An Egyptian man who was beaten and dragged naked through the streets of Cairo by police during a violent protest has admitted security forces were to blame, after earlier blaming protesters.
Mohamed Saber changed his story on Sunday, telling prosecutors that security forces harmed him, a day after he accused protesters of undressing and assaulting him.
The beating was caught on camera by the Associated Press news agency, and the video was broadcast live on Egyptian television on Friday, as protests raged in the streets outside the presidential palace.
The AP video showed police trying to bundle the naked man into a police van after beating him.
The beating prompted a rare statement of regret from the interior ministry, which promised to investigate the attack.
The president’s office said it was pained by the images and called the assault “shocking’’. A new video emerged online Sunday of Saber in a hospital bed telling activists that police apologised for any wrongdoing. A male and female are heard urging him to speak honestly and not to accept any payments for absolving police in any abuse. Saber was receiving treatment at a police hospital when he told prosecutors that protesters undressed him during clashes, denying police assaulted him.
Later, speaking in a telephone interview to the Egyptian satellite channel al-Hayat, Saber said he changed his story to blame police after pressure from family and friends. State prosecutors have since moved him to a public hospital. “I said police are the ones who beat me,’’ Saber tells the TV presenter. “By the time I reached the armoured car, they had undressed me and my pants and were still dragging me.’’ Saber said police were beating him and ordering him to stand up and that he was unable to because of a bird shot injury to his foot. He told the TV presenter he was scared to be arrested and thrown into the armoured vehicle.

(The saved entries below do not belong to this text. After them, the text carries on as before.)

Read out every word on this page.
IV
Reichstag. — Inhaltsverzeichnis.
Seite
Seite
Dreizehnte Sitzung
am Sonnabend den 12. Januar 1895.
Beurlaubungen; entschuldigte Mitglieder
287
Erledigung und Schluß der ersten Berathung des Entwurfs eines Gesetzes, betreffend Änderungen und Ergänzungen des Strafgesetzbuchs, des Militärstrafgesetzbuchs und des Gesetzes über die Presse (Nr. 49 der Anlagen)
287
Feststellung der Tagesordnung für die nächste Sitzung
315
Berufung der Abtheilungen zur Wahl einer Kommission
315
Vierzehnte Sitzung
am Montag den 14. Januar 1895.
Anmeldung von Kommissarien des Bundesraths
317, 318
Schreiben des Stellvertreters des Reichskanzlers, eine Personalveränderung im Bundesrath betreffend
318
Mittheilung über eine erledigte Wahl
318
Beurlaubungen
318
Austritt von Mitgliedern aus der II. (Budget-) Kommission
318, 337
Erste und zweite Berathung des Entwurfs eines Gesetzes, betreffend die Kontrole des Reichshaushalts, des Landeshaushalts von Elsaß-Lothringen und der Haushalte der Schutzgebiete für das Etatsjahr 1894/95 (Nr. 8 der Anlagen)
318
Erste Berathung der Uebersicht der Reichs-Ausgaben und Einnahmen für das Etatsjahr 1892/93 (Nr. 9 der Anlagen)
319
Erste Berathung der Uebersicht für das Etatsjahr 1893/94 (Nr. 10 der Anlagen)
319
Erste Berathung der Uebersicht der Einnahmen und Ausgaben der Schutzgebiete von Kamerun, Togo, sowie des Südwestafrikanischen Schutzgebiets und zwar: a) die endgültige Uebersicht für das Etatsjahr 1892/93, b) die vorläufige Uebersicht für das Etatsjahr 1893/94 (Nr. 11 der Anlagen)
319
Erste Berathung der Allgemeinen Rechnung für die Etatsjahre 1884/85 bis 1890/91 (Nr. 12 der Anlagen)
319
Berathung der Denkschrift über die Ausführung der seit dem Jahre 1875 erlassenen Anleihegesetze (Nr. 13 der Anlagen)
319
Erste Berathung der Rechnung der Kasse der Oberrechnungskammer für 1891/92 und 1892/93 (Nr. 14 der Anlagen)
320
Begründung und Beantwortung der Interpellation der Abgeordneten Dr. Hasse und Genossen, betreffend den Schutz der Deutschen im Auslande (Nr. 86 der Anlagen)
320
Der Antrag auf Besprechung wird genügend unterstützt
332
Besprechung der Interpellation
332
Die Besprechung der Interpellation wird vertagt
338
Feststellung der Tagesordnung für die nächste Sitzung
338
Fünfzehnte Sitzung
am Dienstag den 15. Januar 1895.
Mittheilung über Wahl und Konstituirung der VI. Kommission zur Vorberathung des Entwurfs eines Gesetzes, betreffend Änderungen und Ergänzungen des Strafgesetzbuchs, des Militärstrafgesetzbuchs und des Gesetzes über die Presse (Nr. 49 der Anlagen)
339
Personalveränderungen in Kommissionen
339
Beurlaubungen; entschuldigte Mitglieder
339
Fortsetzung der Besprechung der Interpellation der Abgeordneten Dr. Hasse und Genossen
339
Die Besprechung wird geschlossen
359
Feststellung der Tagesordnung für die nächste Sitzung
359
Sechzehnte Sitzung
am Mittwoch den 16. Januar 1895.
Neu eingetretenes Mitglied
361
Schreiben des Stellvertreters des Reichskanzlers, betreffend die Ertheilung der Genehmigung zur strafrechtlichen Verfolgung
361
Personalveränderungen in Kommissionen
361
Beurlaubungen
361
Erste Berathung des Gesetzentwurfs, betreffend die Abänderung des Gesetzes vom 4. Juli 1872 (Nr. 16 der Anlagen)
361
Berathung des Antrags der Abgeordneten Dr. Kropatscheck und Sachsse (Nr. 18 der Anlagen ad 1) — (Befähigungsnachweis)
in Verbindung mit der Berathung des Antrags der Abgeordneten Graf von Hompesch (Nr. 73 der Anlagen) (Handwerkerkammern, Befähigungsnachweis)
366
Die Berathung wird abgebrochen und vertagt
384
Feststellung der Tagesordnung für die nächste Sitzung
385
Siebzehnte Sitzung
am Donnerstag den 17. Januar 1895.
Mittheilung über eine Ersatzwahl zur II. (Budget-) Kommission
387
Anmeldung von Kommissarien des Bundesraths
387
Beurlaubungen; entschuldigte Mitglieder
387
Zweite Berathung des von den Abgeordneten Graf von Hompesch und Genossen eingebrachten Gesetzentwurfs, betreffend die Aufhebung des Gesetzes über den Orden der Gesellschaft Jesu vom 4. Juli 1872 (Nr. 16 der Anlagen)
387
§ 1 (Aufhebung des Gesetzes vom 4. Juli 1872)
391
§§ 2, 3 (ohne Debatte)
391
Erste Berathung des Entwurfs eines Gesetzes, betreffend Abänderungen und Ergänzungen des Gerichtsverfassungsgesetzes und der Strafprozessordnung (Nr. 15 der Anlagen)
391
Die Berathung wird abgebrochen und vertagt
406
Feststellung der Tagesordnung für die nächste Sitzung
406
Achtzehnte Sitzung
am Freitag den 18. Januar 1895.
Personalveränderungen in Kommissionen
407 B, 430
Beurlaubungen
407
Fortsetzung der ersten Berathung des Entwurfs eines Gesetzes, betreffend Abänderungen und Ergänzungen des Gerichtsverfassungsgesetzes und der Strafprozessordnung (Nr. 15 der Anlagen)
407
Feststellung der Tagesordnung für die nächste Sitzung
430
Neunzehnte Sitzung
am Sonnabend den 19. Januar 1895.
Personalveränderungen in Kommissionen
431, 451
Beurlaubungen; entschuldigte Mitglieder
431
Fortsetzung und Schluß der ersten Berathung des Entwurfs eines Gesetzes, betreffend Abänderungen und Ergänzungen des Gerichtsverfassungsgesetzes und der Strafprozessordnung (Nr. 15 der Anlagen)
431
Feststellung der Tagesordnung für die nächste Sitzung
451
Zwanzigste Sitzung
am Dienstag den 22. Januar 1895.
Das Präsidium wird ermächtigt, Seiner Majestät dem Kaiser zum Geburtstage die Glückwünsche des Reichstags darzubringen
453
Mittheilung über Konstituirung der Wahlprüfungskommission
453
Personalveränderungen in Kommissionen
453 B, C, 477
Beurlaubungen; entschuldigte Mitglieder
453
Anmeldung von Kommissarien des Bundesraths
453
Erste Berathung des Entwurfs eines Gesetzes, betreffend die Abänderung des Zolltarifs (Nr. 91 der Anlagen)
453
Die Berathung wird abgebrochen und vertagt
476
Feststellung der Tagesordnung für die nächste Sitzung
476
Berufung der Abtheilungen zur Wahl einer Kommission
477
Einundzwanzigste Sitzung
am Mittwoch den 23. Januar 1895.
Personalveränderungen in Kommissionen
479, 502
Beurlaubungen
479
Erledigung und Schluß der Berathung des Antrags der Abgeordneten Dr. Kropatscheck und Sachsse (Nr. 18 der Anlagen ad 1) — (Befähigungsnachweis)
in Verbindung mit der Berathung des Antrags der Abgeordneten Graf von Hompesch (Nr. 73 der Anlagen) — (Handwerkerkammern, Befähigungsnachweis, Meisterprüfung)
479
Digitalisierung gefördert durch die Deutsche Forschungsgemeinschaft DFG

Saber then said that his family, including his children, threatened to shun him unless he told the truth about the police attack. “After becoming a hero, I was being ridiculed online and on Facebook and being accused of not being a real Egyptian and of taking money.” “I tell everyone at the presidential palace and Tahrir [Square] that I am sorry.” He said the officials at the police hospital treated him well, and that he was not pressured to distort what happened. He said he initially gave incorrect testimony to try to avoid more problems. Mohammed Ibrahim, information minister, angered activists on Saturday, when he said that initial results of the state prosecutor’s investigation showed that police were absolved of direct abuse and that protesters were the ones who undressed Saber. The march on the palace on Friday evening, where President Mohamed Morsi was not present, was part of a wave of demonstrations in cities around the country called by opposition politicians, trying to wrest concessions from Morsi after around 60 people were killed in protests, clashes and riots over the past week.